Paulo Caiado
Paulo Caiado
Presidente da Direção Nacional da APEMIP

Em Portugal, cada ano, 90% das casas vendidas são usadas

31/07/2024

Portanto, atribuir a subida de preços de uma forma simples à especulação é o mesmo que dizer que os portugueses são maioritariamente os culpados pelo problema da habitação em Portugal e talvez não seja isso que se passa.

Tal como ter culpado os Vistos Gold pela subida de preços, ignorando que em dez anos em Portugal foram transacionados um milhão e meio de casas e que nesse mesmo período, ao abrigo dos Vistos Gold, foram transacionadas doze mil habitações. 

Igualmente, também não é correto culpar o alojamento local pela subida de preços. Basta percebermos a quantidade de lugares onde não há qualquer alojamento local e os preços são profundamente inacessíveis. 

Este tipo de culpabilização talvez sirva para saciar algumas ideias políticas, mas não serve para termos mais casas com preços acessíveis para grande parte da nossa população.

Há um outro dado relevante: quando temos cerca de 70% das famílias portuguesas proprietárias de um imóvel e quando sabemos que entre 2018 e 2024, de forma geral, a média nacional de valorização do parque habitacional foi de 50%, isto é o mesmo que dizer que 70% das famílias portuguesas são hoje proprietárias ou dispõem de um valor patrimonial que valorizou 50%. Talvez essas famílias não tenham interesse em aceitar a desvalorização das suas poupanças.

Segundo o INE, no 1.º trimestre do ano, o preço mediano de alojamentos familiares em Portugal foi 1.644€/m2, e, atualmente, em Portugal, dificilmente se constrói uma casa abaixo de 1.600€/m2, sem contar com o custo do terreno. 

É um facto que são necessárias muito mais casas e a preços acessíveis, o que só será possível com a intervenção do Estado, que tem ao seu dispor algumas “ferramentas” que o podem permitir, como a disponibilização de terrenos e a estrutura fiscal que incide sobre a construção.

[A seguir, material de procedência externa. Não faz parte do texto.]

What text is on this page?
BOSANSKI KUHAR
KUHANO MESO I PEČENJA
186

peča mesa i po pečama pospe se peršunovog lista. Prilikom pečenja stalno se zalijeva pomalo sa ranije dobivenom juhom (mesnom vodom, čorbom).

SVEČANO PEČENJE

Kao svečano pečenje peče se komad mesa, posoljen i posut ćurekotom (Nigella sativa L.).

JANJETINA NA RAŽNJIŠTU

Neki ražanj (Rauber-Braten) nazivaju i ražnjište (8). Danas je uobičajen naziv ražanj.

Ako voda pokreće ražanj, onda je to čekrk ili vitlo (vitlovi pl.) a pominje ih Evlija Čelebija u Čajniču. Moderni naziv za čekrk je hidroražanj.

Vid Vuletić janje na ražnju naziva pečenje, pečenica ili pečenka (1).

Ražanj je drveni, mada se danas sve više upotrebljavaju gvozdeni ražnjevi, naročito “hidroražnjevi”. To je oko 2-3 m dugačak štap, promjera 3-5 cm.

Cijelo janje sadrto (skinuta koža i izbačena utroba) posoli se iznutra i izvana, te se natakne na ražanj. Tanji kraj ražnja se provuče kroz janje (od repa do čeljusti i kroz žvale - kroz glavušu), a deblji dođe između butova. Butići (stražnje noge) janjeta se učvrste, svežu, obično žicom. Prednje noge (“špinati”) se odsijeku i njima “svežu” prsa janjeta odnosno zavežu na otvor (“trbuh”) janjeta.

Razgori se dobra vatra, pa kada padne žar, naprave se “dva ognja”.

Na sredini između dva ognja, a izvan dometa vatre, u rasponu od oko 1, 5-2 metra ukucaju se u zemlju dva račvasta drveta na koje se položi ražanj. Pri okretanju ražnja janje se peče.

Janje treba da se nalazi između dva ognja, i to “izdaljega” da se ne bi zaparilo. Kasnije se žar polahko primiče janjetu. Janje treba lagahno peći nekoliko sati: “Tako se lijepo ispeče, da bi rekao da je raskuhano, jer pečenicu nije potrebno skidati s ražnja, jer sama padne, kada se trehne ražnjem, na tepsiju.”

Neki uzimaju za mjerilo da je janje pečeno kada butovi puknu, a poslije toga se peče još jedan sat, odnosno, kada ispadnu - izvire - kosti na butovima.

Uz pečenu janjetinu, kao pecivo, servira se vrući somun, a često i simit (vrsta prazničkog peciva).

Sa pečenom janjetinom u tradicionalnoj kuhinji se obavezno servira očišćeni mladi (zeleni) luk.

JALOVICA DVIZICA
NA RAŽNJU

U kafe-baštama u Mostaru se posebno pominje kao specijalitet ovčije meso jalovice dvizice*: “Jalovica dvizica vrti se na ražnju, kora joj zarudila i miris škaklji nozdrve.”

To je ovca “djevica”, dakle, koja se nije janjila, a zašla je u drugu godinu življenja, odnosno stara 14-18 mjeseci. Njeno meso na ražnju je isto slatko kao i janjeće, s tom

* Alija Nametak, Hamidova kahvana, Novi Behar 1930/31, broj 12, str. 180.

Também a estrutura fiscal de tributação das mais valias em habitação própria e permanente deve ser repensada, uma vez que não faz qualquer sentido continuar a incentivar as pessoas a procurarem uma casa de valor superior à que venderam como meio para usufruir da isenção. 

Já conhecemos “alturas” onde algumas “faixas” do mercado se caracterizavam por base especulativa, como o que vivemos antes de 2009. À época, muitos bancos incentivavam as pessoas a contraírem financiamentos hipotecários superiores ao valor das casas, o que se veio a revelar catastrófico.

Hoje, de facto, o valor das casas nada tem a ver com isso. 63% das famílias proprietárias de um imóvel tem a sua casa paga e as restantes 37% têm em média um valor em dívida inferior a 68.000€. Quando alguém que tem uma casa e decide vendê-la, tem um proveito financeiro muito maior para enfrentar nova aquisição (todo aquele que resulta da valorização das casas.)

É claro que a valorização das casas tem gerado grande exclusão habitacional, principalmente para aqueles que não têm qualquer casa, sendo que é crítico procurar soluções. Os baixos rendimentos da generalidade da população portuguesa estão a tornar cada vez maior a barreira do acesso à habitação.

O Estado tem de aumentar a oferta de habitação pública e implementar um novo segmento de mercado com preços controlados, onde as contrapartidas propostas têm como exigência preços acessíveis, e só o conseguirá fazer com o envolvimento do setor privado.